From pollution to dams: here’s what is plaguing America’s 10 most endangered rivers
A new report outlines what is hurting our rivers—and what populations are feeling the most pain.
We depend on our rivers for a lot—drinking water, agriculture, biodiversity. But climate change, in combination with consequences of how natural resources are managed, can have a big impact on how well rivers can do their jobs. And according to a new report from the conservation nonprofit American Rivers, some of the US’s most fabled waterways are in dire need of support.
The annual list of the 10 most endangered rivers, which supply millions of people across the country, came out on Monday, and includes the Snake River, Mobile River, Maine’s Atlantic Salmon River, and Coosa River. But the biggest and most at risk is the Colorado River, which provides water to at least seven states across the Southwest as well as northern Mexico.
“The climate crisis is really a water crisis, and ground zero for that crisis is the Colorado River Basin,” Matt Rice, American Rivers’ director of the Colorado Basin Program, told CNN. “We are being pushed in realtime to live with the river we have, to adapt to a hotter, drier reality in the Colorado River.”
The 1,450 mile-long Colorado brings water to millions of people across major cities like Denver, Salt Lake City, Santa Fe, Las Vegas, Los Angeles, San Diego, Phoenix, and Tijuana, as well as nine national parks that house more than a dozen endangered species. The river also feeds into two important reservoirs, Lake Powell and Lake Mead, which are experiencing historically low water levels and may never recover.
But right now, there simply isn’t enough water in the river to meet everyone’s needs. According to the report, management was built on the assumption that there was a significantly larger amount of water in the Colorado and its basins than there actually was. This discrepancy might have come from some misleading data in the early 20th century, the Washington Post reported.
[Related: 40 million Americans depend on two reservoirs that just hit record lows.]
However, another related report from American Rivers and other environmental groups, including National Audubon Society, Environmental Defense Fund, and The Nature Conservancy, also outlines a handful of strategies to rebuild resilience in the incredibly important water source. The suggestions include anything from forest management to building naturally distributing aquifer storage in the forms of meadows and floodplains to even covering reservoirs and canals with shade balls and solar panels to slow down evaporation rates.

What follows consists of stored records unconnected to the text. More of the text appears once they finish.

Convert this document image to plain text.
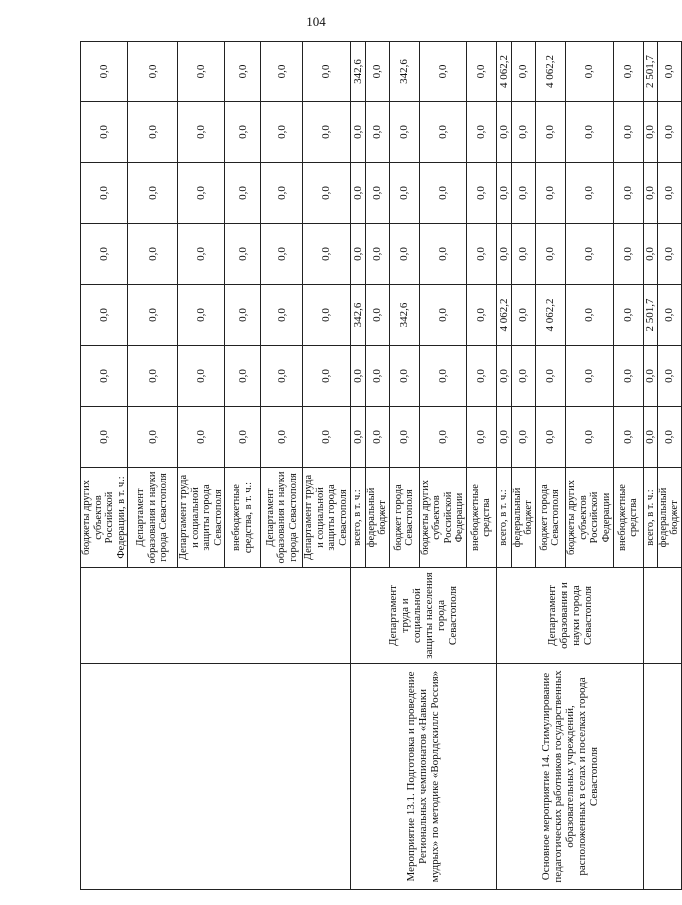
104
		бюджеты других субъектов Российской Федерации, в т. ч.:	0,0	0,0	0,0	0,0	0,0	0,0	0,0
		Департамент образования и науки города Севастополя	0,0	0,0	0,0	0,0	0,0	0,0	0,0
		Департамент труда и социальной защиты города Севастополя	0,0	0,0	0,0	0,0	0,0	0,0	0,0
		внебюджетные средства, в т. ч.:	0,0	0,0	0,0	0,0	0,0	0,0	0,0
		Департамент образования и науки города Севастополя	0,0	0,0	0,0	0,0	0,0	0,0	0,0
		Департамент труда и социальной защиты города Севастополя	0,0	0,0	0,0	0,0	0,0	0,0	0,0
Мероприятие 13.1. Подготовка и проведение Региональных чемпионатов «Навыки мудрых» по методике «Ворлдскиллс Россия»	Департамент труда и социальной защиты населения города Севастополя	всего, в т. ч.:	0,0	0,0	342,6	0,0	0,0	0,0	342,6
		федеральный бюджет	0,0	0,0	0,0	0,0	0,0	0,0	0,0
		бюджет города Севастополя	0,0	0,0	342,6	0,0	0,0	0,0	342,6
		бюджеты других субъектов Российской Федерации	0,0	0,0	0,0	0,0	0,0	0,0	0,0
		внебюджетные средства	0,0	0,0	0,0	0,0	0,0	0,0	0,0
Основное мероприятие 14. Стимулирование педагогических работников государственных образовательных учреждений, расположенных в селах и поселках города Севастополя	Департамент образования и науки города Севастополя	всего, в т. ч.:	0,0	0,0	4 062,2	0,0	0,0	0,0	4 062,2
		федеральный бюджет	0,0	0,0	0,0	0,0	0,0	0,0	0,0
		бюджет города Севастополя	0,0	0,0	4 062,2	0,0	0,0	0,0	4 062,2
		бюджеты других субъектов Российской Федерации	0,0	0,0	0,0	0,0	0,0	0,0	0,0
		внебюджетные средства	0,0	0,0	0,0	0,0	0,0	0,0	0,0
		всего, в т. ч.:	0,0	0,0	2 501,7	0,0	0,0	0,0	2 501,7
		федеральный бюджет	0,0	0,0	0,0	0,0	0,0	0,0	0,0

“As we face another summer of drought and fire, we are already seeing what our future could look like if we continue with business-as-usual,” said Nancy Smith, Conservation Director at The Nature Conservancy’s Colorado River Program in a press release. “The scale and pace of climate-related changes in the Colorado River Basin pose an increasing risk to the reliability of our water supplies—and we do not have time to waste.”
For the other rivers on the list, threats range from coal ash to industrial agricultural pollution to dams. The second-most endangered waterway, the Snake River, is struggling due to dams that have prevented young salmon populations from migrating to the Pacific Ocean.
The Snake River, which runs through Idaho, Oregon, and Washington, once produced 2 to 6 million salmon and steelhead trout every year, feeding a healthy trophic web and trade economy. Northwest Tribal Nations have relied on the salmon populations for centuries longer. But after the creation of four federal dams between 1955 and 1975, the fish have been pushed to the brink of extinction, the report states.
All this goes to show how varied the problems facing American water sources are—and that we are at a crossroads where we have to choose to reinvigorate and protect these landscapes, or risk losing them forever.